Jean-François Savard is a professor at the national school of public administration in Gatineau, Que., who specializes in aboriginal and northern affairs. Speaking to Radio-Canada, Savard says the situation is worrying.
5 chief financial officers in 2 years
"These regulations are meant to ensure that public funds are well-managed, that there is no fraud, that there is no misuse of public funds," Savard said. "So, if those rules are not respected, it begs the question, 'what money has been well-spent?'"
Radio-Canada also learned the agency is now on its fifth chief financial officer, even though it was only created two years ago. Savard says this is an unusual turnover rate.
"It's very high, that is to say that there is a situation which is posing a problem, and which makes people prefer to leave than to stay," Savard said.
The agency was first led by Nicole Jauvin.

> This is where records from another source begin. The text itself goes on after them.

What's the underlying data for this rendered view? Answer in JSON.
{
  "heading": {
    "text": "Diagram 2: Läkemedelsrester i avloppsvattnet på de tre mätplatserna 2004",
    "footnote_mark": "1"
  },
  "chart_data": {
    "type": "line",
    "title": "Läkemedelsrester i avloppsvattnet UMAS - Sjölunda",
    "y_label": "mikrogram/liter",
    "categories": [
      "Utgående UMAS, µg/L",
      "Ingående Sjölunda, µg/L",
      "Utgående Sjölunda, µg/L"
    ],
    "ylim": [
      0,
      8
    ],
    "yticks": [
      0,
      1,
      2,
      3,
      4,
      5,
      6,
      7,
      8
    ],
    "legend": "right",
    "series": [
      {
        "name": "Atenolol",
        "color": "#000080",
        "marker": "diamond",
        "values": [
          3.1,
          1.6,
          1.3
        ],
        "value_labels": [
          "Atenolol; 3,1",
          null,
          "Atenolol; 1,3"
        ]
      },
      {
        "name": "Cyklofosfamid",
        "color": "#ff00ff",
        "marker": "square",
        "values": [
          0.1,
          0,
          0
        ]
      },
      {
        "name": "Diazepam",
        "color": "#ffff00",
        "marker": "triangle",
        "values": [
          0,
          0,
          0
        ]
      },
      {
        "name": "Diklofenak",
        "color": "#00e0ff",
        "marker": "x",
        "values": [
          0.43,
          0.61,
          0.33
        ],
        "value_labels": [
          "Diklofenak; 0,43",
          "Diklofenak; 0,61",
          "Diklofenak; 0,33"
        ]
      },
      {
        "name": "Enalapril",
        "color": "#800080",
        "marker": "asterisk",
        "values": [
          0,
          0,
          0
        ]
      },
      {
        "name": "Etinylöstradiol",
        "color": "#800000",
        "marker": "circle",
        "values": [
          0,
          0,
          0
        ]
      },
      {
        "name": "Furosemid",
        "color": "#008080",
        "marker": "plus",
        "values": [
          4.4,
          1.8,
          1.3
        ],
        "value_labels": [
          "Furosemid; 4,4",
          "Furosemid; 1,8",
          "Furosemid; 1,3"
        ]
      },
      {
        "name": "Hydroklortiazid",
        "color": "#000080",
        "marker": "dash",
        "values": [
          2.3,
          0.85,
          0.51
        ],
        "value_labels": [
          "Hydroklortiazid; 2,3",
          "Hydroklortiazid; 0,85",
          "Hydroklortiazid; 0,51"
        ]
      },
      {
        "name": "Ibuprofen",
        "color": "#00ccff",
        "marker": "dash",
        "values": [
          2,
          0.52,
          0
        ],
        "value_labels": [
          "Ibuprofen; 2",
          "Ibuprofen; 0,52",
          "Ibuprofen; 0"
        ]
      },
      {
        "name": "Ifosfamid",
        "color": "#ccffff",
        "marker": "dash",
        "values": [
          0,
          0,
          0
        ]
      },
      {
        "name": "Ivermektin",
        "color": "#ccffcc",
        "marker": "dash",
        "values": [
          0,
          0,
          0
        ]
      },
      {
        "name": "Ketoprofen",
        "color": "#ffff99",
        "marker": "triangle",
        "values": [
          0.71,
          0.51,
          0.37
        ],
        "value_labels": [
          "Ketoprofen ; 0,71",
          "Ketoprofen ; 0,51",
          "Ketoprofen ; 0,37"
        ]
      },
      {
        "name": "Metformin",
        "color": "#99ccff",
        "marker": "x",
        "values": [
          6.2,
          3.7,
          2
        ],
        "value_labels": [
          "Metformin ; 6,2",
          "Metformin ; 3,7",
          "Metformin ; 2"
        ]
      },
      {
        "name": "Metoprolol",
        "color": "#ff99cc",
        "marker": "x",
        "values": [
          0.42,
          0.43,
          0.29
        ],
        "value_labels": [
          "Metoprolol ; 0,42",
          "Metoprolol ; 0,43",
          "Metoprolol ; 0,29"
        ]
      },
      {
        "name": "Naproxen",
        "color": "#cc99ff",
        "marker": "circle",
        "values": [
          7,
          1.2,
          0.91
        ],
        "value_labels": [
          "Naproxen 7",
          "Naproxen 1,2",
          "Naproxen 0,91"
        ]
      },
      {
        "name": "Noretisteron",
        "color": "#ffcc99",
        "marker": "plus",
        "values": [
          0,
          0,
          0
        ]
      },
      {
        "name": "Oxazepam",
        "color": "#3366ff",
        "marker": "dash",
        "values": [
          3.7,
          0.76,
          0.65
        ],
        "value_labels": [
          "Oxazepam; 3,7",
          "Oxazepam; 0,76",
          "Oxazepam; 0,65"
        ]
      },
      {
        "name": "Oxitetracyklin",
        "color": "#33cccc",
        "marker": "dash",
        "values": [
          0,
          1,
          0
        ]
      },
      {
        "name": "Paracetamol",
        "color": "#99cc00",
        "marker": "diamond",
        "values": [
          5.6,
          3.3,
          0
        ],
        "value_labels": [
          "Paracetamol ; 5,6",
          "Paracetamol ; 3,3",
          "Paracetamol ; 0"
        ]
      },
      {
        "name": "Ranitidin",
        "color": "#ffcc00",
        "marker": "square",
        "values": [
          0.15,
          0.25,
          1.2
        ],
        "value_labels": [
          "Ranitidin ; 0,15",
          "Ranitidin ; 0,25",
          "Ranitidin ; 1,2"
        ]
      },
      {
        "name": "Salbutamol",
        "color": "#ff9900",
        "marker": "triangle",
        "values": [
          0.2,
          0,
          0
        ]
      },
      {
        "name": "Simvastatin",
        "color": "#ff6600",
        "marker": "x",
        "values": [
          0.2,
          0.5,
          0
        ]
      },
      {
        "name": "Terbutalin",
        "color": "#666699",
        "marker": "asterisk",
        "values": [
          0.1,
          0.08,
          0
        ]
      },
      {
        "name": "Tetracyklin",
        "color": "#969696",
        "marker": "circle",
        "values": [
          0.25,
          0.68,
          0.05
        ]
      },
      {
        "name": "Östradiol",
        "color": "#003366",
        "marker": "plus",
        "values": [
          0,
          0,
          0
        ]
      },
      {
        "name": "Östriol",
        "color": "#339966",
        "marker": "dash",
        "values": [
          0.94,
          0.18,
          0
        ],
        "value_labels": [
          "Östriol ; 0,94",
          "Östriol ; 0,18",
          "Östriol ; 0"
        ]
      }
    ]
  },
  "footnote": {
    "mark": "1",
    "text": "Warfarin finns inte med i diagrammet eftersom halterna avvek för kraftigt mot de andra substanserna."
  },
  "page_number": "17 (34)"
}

She retired this summer and has since been rehired by health minister Leona Aglukkaq to temporarily advise the office on CanNor, at a salary of more than $200,000 a year.
Aglukkaq says she is looking forward to reading the final audit report when it is complete.
"It is a concern and … these are recommendations, these are internal audits that are done on a regular basis on any agency or any government department and I can assure you that the organization and the officials will be working to address the recommendations that were identified and to take corrective actions," she said at a press conference in Ottawa Thursday.
The minister added she hired Jauvin to help with the transition, and they are currently searching for her permanent replacement since she did retired.
"It’s important to have continuity and she’s continuing to provide assistance to us and I believe it’s until middle of this month to allow transition from her departure to a new person," said Aglukkaq.